2024年02月23日 1810号

【議会を変える、市民と変える/ビル用地に農地なみ格安課税 違法訴えた裁判 5月に判決/向日市議・杉谷伸夫】

 2年前、一人の市民から市議会議員である私にあった訴えが出発点でした。「日本電産が、農地転換された広大な土地を購入し、建設が始まっているが、未だに(極端に税率の低い)農地課税のままだ。向日市に事実関係を質して是正を求めて欲しい」と。訴えの通りなら、おそらく数千万円もの税の優遇になります。

 市に説明を求めましたが、「個別の課税に関しては守秘義務がある」ことを盾に全くらちがあきません。そこで住民監査請求を経て、2022年9月に固定資産課税の違法確認を求める訴訟を京都地裁に起こしました。それから約1年半、オンラインでの争点整理が続けられ、2月1日に最初で最後の法廷での口頭弁論が行われました。私たち原告2人の陳述もあることから、20人を超える傍聴者が来てくださり、この裁判に対する関心の高さが示されました。

 問題の土地は、開発行為が原則禁止されている「市街化調整区域」に変則的な手法を使って土地区画整理事業を行い、日本電産(現ニデック)が大規模な開発を行えるようにしたもので、開発を急ぐ企業の都合により道路や上下水道など公共施設の整備が十分整わない段階から、ビル建設をどんどん進めていました。私たちは、ビル建設に着手している土地を「農地」としてケタ違いの格安課税を行うことは違法だと訴えたのです。

 被告向日市の主張は、わかりやすく言えば「道路や上下水道などの整備が整わなければ、農地課税のままでよい」というものです(もう1つ主張がありますが、問題にならないと考えるので省略します)。しかし開発を急ぐ企業の都合でビル建設を進め、その土地をビル用地として使用しているのだから、「農地」として格安課税するのは全く間違っています。

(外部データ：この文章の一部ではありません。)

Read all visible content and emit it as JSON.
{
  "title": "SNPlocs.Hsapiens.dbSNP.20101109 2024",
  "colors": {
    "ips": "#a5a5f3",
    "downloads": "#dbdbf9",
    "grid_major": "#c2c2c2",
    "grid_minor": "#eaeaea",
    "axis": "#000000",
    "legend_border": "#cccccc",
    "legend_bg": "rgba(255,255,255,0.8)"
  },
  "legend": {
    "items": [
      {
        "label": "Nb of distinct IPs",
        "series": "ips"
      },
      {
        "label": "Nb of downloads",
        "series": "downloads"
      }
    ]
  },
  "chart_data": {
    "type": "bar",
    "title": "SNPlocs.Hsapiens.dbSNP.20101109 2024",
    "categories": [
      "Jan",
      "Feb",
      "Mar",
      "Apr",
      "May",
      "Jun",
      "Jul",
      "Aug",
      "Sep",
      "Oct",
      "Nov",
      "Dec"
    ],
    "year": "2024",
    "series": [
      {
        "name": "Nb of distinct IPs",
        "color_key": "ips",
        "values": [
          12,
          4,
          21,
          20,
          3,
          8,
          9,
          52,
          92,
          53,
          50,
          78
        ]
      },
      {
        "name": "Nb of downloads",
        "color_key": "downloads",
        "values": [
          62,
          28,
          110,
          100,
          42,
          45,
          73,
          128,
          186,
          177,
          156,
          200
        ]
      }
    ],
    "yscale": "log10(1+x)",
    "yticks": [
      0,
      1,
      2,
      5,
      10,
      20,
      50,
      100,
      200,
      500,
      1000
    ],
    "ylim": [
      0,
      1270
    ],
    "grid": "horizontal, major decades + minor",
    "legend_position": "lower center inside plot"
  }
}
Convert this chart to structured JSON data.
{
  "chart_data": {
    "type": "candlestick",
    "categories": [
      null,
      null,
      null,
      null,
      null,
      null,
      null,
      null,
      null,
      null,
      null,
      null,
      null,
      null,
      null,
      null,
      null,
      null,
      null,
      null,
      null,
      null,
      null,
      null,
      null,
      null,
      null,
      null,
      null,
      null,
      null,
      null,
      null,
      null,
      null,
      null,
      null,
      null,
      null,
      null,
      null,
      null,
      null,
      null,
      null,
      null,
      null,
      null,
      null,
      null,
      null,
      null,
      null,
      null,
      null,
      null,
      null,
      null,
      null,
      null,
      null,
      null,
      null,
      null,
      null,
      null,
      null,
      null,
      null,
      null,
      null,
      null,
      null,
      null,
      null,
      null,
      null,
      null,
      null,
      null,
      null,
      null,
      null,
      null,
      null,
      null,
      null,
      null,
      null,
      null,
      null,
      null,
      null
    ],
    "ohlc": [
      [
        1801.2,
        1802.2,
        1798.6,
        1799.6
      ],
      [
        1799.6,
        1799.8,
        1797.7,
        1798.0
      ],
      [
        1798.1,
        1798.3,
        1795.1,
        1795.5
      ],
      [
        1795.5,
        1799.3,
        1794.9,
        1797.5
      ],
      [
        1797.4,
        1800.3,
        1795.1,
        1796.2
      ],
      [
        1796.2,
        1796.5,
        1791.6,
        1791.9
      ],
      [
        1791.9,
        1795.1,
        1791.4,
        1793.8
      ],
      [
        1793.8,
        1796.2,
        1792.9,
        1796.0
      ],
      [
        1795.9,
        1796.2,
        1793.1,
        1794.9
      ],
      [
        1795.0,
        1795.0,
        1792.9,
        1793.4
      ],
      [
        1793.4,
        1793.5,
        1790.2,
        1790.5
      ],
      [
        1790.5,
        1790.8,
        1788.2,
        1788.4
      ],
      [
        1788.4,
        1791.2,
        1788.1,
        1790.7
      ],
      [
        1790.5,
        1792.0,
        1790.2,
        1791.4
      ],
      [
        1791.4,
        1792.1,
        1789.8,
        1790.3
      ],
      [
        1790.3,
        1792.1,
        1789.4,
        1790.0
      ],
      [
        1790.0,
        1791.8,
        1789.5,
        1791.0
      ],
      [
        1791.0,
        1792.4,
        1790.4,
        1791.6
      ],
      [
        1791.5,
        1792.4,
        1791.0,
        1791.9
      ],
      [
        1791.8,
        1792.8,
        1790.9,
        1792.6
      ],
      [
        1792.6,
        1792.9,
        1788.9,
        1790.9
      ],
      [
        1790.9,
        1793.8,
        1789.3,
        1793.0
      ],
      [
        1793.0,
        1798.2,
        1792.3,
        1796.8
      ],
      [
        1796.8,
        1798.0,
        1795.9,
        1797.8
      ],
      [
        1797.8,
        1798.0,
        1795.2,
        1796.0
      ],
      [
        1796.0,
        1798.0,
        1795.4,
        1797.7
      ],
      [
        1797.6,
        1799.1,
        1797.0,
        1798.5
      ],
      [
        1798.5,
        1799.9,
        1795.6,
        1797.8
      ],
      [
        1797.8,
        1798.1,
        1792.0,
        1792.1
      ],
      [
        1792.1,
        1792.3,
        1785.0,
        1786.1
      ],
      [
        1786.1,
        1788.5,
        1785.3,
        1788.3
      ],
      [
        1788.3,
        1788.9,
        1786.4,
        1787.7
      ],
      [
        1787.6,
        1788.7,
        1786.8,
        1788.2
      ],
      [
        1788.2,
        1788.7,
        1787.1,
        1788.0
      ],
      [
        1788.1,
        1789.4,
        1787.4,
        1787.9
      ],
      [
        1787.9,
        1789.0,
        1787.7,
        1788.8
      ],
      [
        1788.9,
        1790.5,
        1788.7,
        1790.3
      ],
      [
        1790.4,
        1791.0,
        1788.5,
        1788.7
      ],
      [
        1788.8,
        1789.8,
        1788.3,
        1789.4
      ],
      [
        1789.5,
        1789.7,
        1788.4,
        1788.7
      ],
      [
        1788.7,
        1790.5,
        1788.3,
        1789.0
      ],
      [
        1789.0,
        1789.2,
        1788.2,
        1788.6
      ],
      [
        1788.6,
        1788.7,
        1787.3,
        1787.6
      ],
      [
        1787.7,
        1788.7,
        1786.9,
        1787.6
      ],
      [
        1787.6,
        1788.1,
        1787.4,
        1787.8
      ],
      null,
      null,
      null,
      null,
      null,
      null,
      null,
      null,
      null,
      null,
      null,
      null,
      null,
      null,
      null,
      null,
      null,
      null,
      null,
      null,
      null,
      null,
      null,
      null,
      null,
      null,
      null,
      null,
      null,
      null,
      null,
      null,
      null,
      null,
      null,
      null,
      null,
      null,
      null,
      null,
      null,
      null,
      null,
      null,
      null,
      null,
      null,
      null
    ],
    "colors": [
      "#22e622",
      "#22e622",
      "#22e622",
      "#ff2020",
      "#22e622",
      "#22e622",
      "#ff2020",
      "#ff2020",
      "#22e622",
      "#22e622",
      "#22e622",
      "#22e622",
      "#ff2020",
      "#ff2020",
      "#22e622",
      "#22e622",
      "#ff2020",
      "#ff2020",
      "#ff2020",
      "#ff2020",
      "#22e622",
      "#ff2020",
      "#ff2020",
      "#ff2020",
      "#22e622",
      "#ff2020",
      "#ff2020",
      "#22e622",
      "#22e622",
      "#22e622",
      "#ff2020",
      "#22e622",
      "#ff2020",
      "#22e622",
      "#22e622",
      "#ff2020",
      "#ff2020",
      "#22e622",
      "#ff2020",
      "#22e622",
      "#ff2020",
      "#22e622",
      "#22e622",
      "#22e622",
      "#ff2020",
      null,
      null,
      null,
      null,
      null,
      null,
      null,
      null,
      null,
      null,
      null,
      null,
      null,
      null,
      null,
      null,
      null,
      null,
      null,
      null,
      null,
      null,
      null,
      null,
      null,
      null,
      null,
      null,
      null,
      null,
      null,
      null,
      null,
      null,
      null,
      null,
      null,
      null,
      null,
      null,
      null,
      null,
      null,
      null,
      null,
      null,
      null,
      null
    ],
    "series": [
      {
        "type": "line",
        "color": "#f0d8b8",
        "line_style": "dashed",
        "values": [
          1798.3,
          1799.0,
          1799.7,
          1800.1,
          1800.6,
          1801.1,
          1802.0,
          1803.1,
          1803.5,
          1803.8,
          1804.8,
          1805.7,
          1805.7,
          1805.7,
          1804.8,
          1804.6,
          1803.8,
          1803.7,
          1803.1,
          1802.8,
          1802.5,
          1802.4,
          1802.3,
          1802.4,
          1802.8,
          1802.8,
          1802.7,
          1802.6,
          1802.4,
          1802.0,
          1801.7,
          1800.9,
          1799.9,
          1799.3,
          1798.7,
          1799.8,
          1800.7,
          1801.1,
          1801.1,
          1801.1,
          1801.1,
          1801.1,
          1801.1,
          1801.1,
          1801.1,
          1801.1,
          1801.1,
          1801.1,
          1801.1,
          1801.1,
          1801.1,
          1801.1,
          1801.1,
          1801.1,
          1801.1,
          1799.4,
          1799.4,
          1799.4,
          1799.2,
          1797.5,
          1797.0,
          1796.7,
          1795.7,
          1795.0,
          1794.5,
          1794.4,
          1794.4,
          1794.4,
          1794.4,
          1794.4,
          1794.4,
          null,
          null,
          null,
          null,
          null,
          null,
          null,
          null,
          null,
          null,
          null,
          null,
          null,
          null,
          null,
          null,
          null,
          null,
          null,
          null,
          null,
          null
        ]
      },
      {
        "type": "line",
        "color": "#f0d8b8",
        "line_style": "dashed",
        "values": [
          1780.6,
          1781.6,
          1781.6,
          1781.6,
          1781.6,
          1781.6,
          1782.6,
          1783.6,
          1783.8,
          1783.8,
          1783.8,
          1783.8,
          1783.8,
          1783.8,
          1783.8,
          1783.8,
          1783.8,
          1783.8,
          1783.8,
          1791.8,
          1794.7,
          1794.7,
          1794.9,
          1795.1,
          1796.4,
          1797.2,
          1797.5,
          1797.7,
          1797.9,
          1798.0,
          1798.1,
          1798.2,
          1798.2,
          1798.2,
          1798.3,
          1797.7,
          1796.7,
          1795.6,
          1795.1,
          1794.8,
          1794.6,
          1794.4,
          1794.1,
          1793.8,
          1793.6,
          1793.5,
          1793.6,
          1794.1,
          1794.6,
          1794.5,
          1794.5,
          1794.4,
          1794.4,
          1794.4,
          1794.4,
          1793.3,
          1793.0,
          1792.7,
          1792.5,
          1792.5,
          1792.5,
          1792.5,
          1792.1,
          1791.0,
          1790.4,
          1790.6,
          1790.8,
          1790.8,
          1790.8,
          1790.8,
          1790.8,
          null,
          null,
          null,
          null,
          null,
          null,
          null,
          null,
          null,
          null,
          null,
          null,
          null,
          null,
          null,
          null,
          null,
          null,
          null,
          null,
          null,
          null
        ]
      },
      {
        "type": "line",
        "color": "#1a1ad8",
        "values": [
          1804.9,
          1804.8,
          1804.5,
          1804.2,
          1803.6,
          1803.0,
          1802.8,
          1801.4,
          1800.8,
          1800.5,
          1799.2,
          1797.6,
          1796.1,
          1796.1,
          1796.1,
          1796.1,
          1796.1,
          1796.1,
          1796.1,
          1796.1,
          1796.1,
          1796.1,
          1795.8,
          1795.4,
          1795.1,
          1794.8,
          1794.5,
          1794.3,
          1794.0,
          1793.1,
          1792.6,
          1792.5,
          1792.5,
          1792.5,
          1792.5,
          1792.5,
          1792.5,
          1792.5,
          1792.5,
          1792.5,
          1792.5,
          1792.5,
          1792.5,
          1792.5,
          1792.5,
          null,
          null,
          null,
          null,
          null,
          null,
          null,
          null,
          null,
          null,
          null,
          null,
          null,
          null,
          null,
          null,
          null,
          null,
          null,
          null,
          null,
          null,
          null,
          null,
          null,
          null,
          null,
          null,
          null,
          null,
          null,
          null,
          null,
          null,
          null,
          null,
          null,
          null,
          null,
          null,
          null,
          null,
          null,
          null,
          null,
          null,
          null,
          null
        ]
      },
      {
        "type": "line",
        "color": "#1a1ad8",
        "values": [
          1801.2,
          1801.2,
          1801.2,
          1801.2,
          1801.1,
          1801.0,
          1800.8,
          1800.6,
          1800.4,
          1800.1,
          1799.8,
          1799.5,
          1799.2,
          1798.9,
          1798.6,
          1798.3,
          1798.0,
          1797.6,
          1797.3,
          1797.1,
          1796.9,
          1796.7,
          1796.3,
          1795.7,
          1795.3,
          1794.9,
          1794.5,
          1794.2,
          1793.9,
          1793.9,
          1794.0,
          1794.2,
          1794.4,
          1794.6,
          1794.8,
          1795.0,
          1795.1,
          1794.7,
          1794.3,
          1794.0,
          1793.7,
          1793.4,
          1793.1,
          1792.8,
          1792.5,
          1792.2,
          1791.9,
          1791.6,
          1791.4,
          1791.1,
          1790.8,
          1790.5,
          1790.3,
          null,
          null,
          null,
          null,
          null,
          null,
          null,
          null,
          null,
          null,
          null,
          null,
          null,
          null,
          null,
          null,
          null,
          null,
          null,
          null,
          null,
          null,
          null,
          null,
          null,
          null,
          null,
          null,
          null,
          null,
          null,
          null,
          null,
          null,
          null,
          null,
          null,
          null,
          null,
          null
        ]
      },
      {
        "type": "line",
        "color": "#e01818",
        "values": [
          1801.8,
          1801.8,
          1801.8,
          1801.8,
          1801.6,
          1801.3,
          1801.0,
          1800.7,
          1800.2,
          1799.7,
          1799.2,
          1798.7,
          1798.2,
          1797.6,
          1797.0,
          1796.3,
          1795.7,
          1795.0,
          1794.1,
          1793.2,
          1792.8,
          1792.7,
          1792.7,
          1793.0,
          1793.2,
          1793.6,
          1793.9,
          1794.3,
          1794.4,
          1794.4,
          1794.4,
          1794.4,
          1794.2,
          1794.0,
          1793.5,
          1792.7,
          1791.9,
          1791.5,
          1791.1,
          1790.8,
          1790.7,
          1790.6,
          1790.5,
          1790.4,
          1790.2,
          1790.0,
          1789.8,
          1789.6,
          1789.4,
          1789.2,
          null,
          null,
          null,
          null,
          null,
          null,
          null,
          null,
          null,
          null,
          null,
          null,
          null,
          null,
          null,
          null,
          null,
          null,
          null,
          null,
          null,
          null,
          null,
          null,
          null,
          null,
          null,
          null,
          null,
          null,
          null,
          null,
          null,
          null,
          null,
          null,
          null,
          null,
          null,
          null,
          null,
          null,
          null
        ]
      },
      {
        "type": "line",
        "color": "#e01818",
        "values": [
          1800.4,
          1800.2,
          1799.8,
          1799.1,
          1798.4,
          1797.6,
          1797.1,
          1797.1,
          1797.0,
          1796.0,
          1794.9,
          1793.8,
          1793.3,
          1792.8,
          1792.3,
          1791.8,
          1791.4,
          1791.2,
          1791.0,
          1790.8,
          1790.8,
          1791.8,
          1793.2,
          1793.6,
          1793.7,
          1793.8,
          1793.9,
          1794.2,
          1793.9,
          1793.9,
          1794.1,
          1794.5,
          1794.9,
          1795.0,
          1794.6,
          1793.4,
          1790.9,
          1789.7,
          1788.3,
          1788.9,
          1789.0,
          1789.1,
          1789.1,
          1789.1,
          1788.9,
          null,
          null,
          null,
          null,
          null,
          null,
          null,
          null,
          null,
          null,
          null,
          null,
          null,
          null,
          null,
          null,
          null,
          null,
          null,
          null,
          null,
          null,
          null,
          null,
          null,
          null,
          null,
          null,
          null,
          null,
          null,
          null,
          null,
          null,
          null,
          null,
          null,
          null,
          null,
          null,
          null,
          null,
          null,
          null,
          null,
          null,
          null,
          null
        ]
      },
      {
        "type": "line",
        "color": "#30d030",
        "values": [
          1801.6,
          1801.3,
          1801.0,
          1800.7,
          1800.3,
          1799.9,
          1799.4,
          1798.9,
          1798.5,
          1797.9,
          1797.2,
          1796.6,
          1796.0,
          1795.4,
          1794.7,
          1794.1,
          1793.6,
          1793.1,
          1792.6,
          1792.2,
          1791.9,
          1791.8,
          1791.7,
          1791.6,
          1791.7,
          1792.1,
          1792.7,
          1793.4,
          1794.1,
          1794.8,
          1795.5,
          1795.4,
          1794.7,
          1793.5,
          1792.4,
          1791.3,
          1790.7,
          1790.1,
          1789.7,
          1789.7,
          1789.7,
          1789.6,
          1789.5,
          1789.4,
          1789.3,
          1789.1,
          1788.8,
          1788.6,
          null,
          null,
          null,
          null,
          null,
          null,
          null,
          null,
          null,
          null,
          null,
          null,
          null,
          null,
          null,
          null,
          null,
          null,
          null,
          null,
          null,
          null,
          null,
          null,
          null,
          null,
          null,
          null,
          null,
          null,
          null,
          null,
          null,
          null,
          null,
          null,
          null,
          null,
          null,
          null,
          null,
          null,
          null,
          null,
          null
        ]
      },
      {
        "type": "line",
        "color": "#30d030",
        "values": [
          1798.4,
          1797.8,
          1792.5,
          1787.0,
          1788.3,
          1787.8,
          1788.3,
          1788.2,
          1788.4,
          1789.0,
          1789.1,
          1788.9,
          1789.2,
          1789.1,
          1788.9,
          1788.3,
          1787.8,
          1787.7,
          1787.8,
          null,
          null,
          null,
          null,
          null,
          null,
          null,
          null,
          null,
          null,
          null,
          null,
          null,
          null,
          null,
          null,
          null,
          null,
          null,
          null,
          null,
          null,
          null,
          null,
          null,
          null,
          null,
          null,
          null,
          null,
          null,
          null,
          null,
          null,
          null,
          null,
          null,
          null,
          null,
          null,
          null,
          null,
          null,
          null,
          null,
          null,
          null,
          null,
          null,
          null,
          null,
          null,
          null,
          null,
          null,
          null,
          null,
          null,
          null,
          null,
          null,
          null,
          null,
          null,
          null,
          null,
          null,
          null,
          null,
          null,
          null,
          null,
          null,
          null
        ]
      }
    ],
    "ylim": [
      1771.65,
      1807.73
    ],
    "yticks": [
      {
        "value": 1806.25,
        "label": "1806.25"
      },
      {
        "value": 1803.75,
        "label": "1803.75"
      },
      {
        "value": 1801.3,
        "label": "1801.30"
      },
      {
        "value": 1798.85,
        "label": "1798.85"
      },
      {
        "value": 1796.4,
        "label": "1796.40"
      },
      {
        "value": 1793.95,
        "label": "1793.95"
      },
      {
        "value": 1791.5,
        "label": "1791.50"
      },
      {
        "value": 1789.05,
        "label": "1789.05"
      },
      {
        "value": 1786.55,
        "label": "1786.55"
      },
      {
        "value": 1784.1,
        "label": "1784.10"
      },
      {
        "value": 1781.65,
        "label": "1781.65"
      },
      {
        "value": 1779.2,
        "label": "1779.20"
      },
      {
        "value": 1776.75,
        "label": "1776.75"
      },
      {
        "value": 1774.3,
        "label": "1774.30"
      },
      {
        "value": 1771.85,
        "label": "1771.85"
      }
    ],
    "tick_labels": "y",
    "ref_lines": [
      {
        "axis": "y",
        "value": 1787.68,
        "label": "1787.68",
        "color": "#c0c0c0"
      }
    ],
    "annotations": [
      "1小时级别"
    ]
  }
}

 陳述の最後に、私が述べたことがあります。それは、この違法な課税を突き止めることができたのは、向日市という小さな自治体に、特定の法人1社が巨大開発を行ったという特別な条件が重なったからだということです。例えば同じことが京都市で行われても、市民が明らかにすることは極めて困難です。ですから明らかになった違法な課税行為に対しては、「行政の裁量」を広く認めず厳しく是正させ、行政の裁量で安易に優遇を行うことに対して歯止めを掛けていただきたい、と。

 判決は5月16日の予定です。良い報告をしたいです。